WESTERN AUSTRALIAN ELECTION 2017

Morley


Margin: Liberal 4.7%
Region: East Metropolitan
Federal: Perth (52%); Stirling (48%)

RESULTS AT 2013 ELECTION
HISTORICAL TWO-PARTY RESULTS
PREVIOUS ELECTION RESULTS MAP

Candidates in ballot paper order

ANNE-MARIE RICCIARDI
Greens (bottom)



NASIM BOKSMATI
Micro Business Party



IAN BRITZA
Liberal (top)



LOIS HOST
Australian Christians



AMBER-JADE SANDERSON
Labor (centre)



PAUL LONGO
Shooters Fishers and Farmers




The inner northern Perth seat of Morley was perhaps Labor's most disappointing defeat when it lost office in 2008, and it stayed well beyond their grasp amid the tide to the Liberals in 2013. The electorate consists of Nollamara at the western end, Dianella between Morley Drive and Yirrigan Drive in the centre, and Noranda and most of Morley proper in the east. It has not been affected by the redistribution.

Morley first gave its name to an electorate from 1974 to 1996, with the name tweaked to Morley-Swan from 1983 to 1989, and was held by Labor through that time on margins of never less than 7.4%. With the original seat's abolition, the territory now covered by Morley was divided Ballajura in the east, and Nollamara followed by Yokine (from 2005) in the west. Apart from a 44-vote Liberal win in Ballajura in 1996, these electorates were likewise held by Labor.

Coming off Labor's strong result at the 2005 election, the seat had a notional Labor margin of 9.9% when it was recreated in 2008, but the party's campaign was fatally undermined when the member for Ballajura, John D'Orazio, ran as an independent after failing to win preselection. D'Orazio had been one of a number of ministers brought down by the inquiries of the Corruption and Crime Commission, which temporarily resulted in his expulsion from the ALP. He was not granted the waiver necessary to contest preselection after he was readmitted, as Premier Alan Carpenter was determined the seat should go to Reece Whitby, state political reporter for Channel Seven. D'Orazio polled 16.0% of the vote and directed his preferences to the Liberals, causing Whitby's 1.0% lead on the primary vote to convert to a losing margin of 0.9% at the final count.
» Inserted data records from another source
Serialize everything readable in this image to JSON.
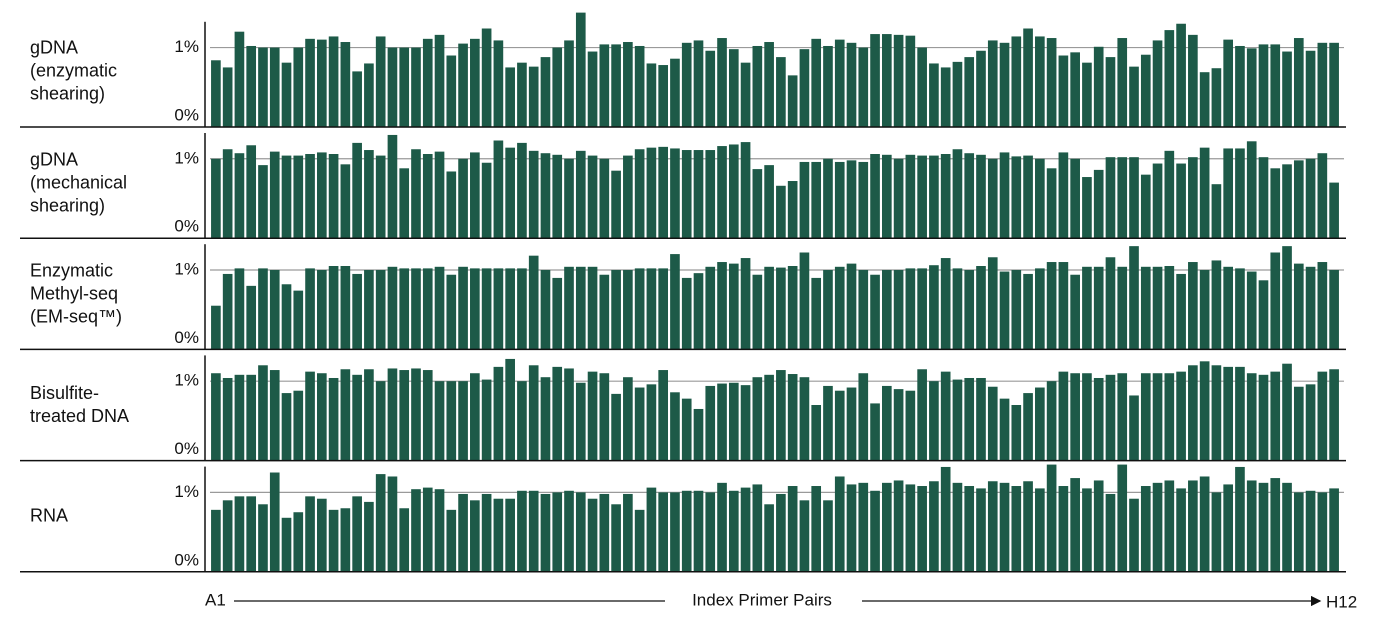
{
  "chart_data": [
    {
      "type": "bar",
      "title": "gDNA\n(enzymatic\nshearing)",
      "color": "#1d5a48",
      "grid": true,
      "ylim": [
        0,
        1.4
      ],
      "yticks": [
        {
          "value": 0,
          "label": "0%"
        },
        {
          "value": 1,
          "label": "1%"
        }
      ],
      "values": [
        0.84,
        0.75,
        1.2,
        1.02,
        1.0,
        1.0,
        0.81,
        1.0,
        1.11,
        1.1,
        1.14,
        1.07,
        0.7,
        0.8,
        1.14,
        1.0,
        1.0,
        1.0,
        1.11,
        1.16,
        0.9,
        1.05,
        1.11,
        1.24,
        1.09,
        0.75,
        0.81,
        0.76,
        0.88,
        1.0,
        1.09,
        1.44,
        0.95,
        1.04,
        1.04,
        1.07,
        1.02,
        0.8,
        0.78,
        0.86,
        1.06,
        1.09,
        0.96,
        1.12,
        0.98,
        0.81,
        1.02,
        1.07,
        0.88,
        0.65,
        0.98,
        1.11,
        1.02,
        1.1,
        1.06,
        1.0,
        1.17,
        1.17,
        1.16,
        1.15,
        1.0,
        0.8,
        0.75,
        0.82,
        0.88,
        0.96,
        1.09,
        1.06,
        1.14,
        1.24,
        1.14,
        1.12,
        0.9,
        0.94,
        0.81,
        1.01,
        0.88,
        1.12,
        0.76,
        0.91,
        1.09,
        1.22,
        1.3,
        1.16,
        0.69,
        0.74,
        1.1,
        1.02,
        0.99,
        1.04,
        1.04,
        0.95,
        1.12,
        0.96,
        1.06,
        1.06
      ]
    },
    {
      "type": "bar",
      "title": "gDNA\n(mechanical\nshearing)",
      "color": "#1d5a48",
      "grid": true,
      "ylim": [
        0,
        1.4
      ],
      "yticks": [
        {
          "value": 0,
          "label": "0%"
        },
        {
          "value": 1,
          "label": "1%"
        }
      ],
      "values": [
        1.0,
        1.12,
        1.07,
        1.17,
        0.92,
        1.09,
        1.04,
        1.04,
        1.06,
        1.08,
        1.06,
        0.93,
        1.2,
        1.11,
        1.04,
        1.3,
        0.88,
        1.12,
        1.06,
        1.09,
        0.84,
        1.0,
        1.08,
        0.95,
        1.23,
        1.14,
        1.2,
        1.1,
        1.07,
        1.05,
        1.0,
        1.1,
        1.04,
        1.0,
        0.85,
        1.04,
        1.12,
        1.14,
        1.15,
        1.13,
        1.11,
        1.11,
        1.11,
        1.16,
        1.18,
        1.21,
        0.87,
        0.92,
        0.66,
        0.72,
        0.96,
        0.96,
        1.0,
        0.96,
        0.98,
        0.96,
        1.06,
        1.05,
        1.0,
        1.05,
        1.04,
        1.04,
        1.06,
        1.12,
        1.07,
        1.05,
        1.0,
        1.08,
        1.03,
        1.04,
        1.0,
        0.88,
        1.08,
        1.0,
        0.77,
        0.86,
        1.02,
        1.02,
        1.02,
        0.8,
        0.94,
        1.1,
        0.94,
        1.02,
        1.14,
        0.68,
        1.13,
        1.13,
        1.22,
        1.02,
        0.88,
        0.93,
        0.98,
        1.0,
        1.07,
        0.7
      ]
    },
    {
      "type": "bar",
      "title": "Enzymatic\nMethyl-seq\n(EM-seq™)",
      "color": "#1d5a48",
      "grid": true,
      "ylim": [
        0,
        1.4
      ],
      "yticks": [
        {
          "value": 0,
          "label": "0%"
        },
        {
          "value": 1,
          "label": "1%"
        }
      ],
      "values": [
        0.55,
        0.95,
        1.02,
        0.8,
        1.02,
        1.0,
        0.82,
        0.74,
        1.02,
        1.0,
        1.05,
        1.05,
        0.95,
        1.0,
        1.0,
        1.04,
        1.02,
        1.02,
        1.02,
        1.04,
        0.94,
        1.04,
        1.02,
        1.02,
        1.02,
        1.02,
        1.02,
        1.18,
        1.0,
        0.9,
        1.04,
        1.04,
        1.04,
        0.94,
        1.0,
        1.0,
        1.02,
        1.02,
        1.02,
        1.2,
        0.9,
        0.96,
        1.04,
        1.1,
        1.08,
        1.15,
        0.94,
        1.04,
        1.03,
        1.05,
        1.22,
        0.9,
        1.0,
        1.04,
        1.08,
        1.0,
        0.94,
        1.0,
        1.0,
        1.02,
        1.02,
        1.06,
        1.15,
        1.02,
        1.0,
        1.05,
        1.16,
        0.98,
        1.0,
        0.95,
        1.02,
        1.1,
        1.1,
        0.94,
        1.04,
        1.04,
        1.16,
        1.04,
        1.3,
        1.04,
        1.04,
        1.05,
        0.95,
        1.1,
        1.0,
        1.12,
        1.04,
        1.02,
        0.98,
        0.87,
        1.22,
        1.3,
        1.08,
        1.04,
        1.1,
        1.0
      ]
    },
    {
      "type": "bar",
      "title": "Bisulfite-\ntreated DNA",
      "color": "#1d5a48",
      "grid": true,
      "ylim": [
        0,
        1.4
      ],
      "yticks": [
        {
          "value": 0,
          "label": "0%"
        },
        {
          "value": 1,
          "label": "1%"
        }
      ],
      "values": [
        1.1,
        1.04,
        1.08,
        1.08,
        1.2,
        1.14,
        0.85,
        0.88,
        1.12,
        1.1,
        1.04,
        1.15,
        1.08,
        1.15,
        1.0,
        1.16,
        1.14,
        1.16,
        1.14,
        1.0,
        1.0,
        1.0,
        1.1,
        1.02,
        1.18,
        1.28,
        1.0,
        1.2,
        1.05,
        1.18,
        1.16,
        0.98,
        1.12,
        1.1,
        0.84,
        1.05,
        0.92,
        0.96,
        1.14,
        0.86,
        0.78,
        0.65,
        0.94,
        0.97,
        0.98,
        0.95,
        1.05,
        1.08,
        1.14,
        1.09,
        1.05,
        0.7,
        0.94,
        0.88,
        0.92,
        1.1,
        0.72,
        0.94,
        0.9,
        0.88,
        1.15,
        1.0,
        1.12,
        1.02,
        1.04,
        1.04,
        0.93,
        0.78,
        0.7,
        0.85,
        0.92,
        1.0,
        1.12,
        1.1,
        1.1,
        1.04,
        1.08,
        1.1,
        0.82,
        1.1,
        1.1,
        1.1,
        1.12,
        1.2,
        1.25,
        1.2,
        1.18,
        1.18,
        1.1,
        1.08,
        1.12,
        1.22,
        0.93,
        0.96,
        1.12,
        1.15
      ]
    },
    {
      "type": "bar",
      "title": "RNA",
      "color": "#1d5a48",
      "grid": true,
      "ylim": [
        0,
        1.4
      ],
      "yticks": [
        {
          "value": 0,
          "label": "0%"
        },
        {
          "value": 1,
          "label": "1%"
        }
      ],
      "values": [
        0.78,
        0.9,
        0.95,
        0.95,
        0.85,
        1.25,
        0.68,
        0.75,
        0.95,
        0.92,
        0.78,
        0.8,
        0.95,
        0.88,
        1.23,
        1.2,
        0.8,
        1.04,
        1.06,
        1.04,
        0.78,
        0.98,
        0.9,
        0.98,
        0.92,
        0.92,
        1.02,
        1.02,
        0.98,
        1.0,
        1.02,
        1.0,
        0.92,
        0.98,
        0.85,
        0.98,
        0.78,
        1.06,
        1.0,
        1.0,
        1.02,
        1.02,
        1.0,
        1.12,
        1.02,
        1.06,
        1.1,
        0.85,
        0.98,
        1.08,
        0.9,
        1.08,
        0.9,
        1.2,
        1.1,
        1.12,
        1.02,
        1.12,
        1.15,
        1.1,
        1.08,
        1.14,
        1.32,
        1.12,
        1.08,
        1.05,
        1.14,
        1.12,
        1.08,
        1.14,
        1.05,
        1.35,
        1.08,
        1.18,
        1.05,
        1.15,
        0.98,
        1.35,
        0.92,
        1.08,
        1.12,
        1.15,
        1.05,
        1.15,
        1.2,
        1.0,
        1.1,
        1.32,
        1.15,
        1.12,
        1.18,
        1.12,
        1.0,
        1.02,
        1.0,
        1.05
      ],
      "x_label": "Index Primer Pairs",
      "categories": [
        "A1",
        null,
        null,
        null,
        null,
        null,
        null,
        null,
        null,
        null,
        null,
        null,
        null,
        null,
        null,
        null,
        null,
        null,
        null,
        null,
        null,
        null,
        null,
        null,
        null,
        null,
        null,
        null,
        null,
        null,
        null,
        null,
        null,
        null,
        null,
        null,
        null,
        null,
        null,
        null,
        null,
        null,
        null,
        null,
        null,
        null,
        null,
        null,
        null,
        null,
        null,
        null,
        null,
        null,
        null,
        null,
        null,
        null,
        null,
        null,
        null,
        null,
        null,
        null,
        null,
        null,
        null,
        null,
        null,
        null,
        null,
        null,
        null,
        null,
        null,
        null,
        null,
        null,
        null,
        null,
        null,
        null,
        null,
        null,
        null,
        null,
        null,
        null,
        null,
        null,
        null,
        null,
        null,
        null,
        null,
        "H12"
      ]
    }
  ]
}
The seat has since been held for the Liberals by Ian Britza, a former church pastor who has remained on the back bench. Whitby ran again in 2013, but his primary vote remained static while Britza took up the slack from John D'Orazio (who died in April 2011), turning a post-redistribution Labor margin of 0.8% into a Liberal margin of 4.7%. When the unsuccessful spill motion against Colin Barnett was moved in September 2016, Britza joined resigning ministers Dean Nalder and Tony Simpson in declaring Barnett no longer had his support, and seconded the motion in the party room.
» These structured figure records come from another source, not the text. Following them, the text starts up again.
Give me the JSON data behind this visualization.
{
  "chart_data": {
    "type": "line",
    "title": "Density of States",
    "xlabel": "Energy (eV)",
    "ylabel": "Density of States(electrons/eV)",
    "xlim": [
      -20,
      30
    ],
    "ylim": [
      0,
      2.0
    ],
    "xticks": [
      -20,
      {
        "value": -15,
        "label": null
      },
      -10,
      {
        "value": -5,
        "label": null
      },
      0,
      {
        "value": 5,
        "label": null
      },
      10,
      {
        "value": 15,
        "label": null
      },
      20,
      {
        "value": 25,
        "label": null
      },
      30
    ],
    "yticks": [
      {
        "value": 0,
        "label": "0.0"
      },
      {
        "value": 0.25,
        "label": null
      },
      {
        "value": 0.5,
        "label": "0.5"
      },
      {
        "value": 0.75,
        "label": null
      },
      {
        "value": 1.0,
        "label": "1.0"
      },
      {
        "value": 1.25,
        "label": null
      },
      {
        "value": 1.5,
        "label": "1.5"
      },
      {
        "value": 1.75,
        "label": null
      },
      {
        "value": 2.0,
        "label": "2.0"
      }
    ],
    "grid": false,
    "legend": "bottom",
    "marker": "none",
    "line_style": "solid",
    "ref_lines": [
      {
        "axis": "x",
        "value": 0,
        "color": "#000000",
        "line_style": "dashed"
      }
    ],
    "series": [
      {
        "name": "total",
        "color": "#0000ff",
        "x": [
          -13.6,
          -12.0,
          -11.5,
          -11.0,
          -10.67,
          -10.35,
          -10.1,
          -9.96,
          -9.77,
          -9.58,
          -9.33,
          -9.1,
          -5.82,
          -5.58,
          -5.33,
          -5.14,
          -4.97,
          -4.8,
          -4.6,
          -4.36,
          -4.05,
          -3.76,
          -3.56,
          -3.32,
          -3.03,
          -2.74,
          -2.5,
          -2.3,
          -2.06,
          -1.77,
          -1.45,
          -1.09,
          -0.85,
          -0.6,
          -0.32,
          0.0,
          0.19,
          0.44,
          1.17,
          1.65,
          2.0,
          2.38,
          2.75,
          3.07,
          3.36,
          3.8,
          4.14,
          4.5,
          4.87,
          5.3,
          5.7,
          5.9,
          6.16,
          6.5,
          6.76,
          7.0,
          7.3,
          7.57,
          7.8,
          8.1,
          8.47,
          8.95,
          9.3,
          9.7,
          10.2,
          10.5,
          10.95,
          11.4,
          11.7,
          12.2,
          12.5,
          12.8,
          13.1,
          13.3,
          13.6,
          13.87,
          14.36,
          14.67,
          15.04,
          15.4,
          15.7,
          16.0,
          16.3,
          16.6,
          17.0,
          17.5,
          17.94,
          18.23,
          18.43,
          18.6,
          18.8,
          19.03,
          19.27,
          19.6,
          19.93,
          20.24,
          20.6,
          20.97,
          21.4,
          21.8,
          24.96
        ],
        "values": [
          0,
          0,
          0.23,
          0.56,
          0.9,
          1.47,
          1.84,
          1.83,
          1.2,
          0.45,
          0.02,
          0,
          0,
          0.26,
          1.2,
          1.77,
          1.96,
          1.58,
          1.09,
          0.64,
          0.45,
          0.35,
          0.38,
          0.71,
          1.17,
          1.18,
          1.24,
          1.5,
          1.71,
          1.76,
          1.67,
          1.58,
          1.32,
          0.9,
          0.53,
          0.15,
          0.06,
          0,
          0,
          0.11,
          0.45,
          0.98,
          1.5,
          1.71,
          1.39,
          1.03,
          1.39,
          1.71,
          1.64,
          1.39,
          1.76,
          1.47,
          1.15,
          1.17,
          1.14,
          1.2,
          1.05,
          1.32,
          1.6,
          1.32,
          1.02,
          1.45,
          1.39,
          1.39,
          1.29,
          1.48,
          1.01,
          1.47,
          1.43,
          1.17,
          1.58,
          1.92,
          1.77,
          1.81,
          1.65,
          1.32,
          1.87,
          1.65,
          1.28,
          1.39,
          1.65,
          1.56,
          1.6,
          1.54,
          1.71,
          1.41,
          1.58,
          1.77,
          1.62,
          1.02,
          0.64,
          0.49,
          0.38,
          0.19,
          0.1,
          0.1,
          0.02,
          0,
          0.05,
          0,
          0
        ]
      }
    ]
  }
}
Morley will be contested for Labor by Amber-Jade Sanderson, a former official with the Left faction United Voice union who was elected to the upper house for East Metropolitan region from third position on the party ticket in 2013. Reece Whitby will make a third bid for office at the election, this time in the notionally safe new seat of Baldivis in the outer southern suburbs.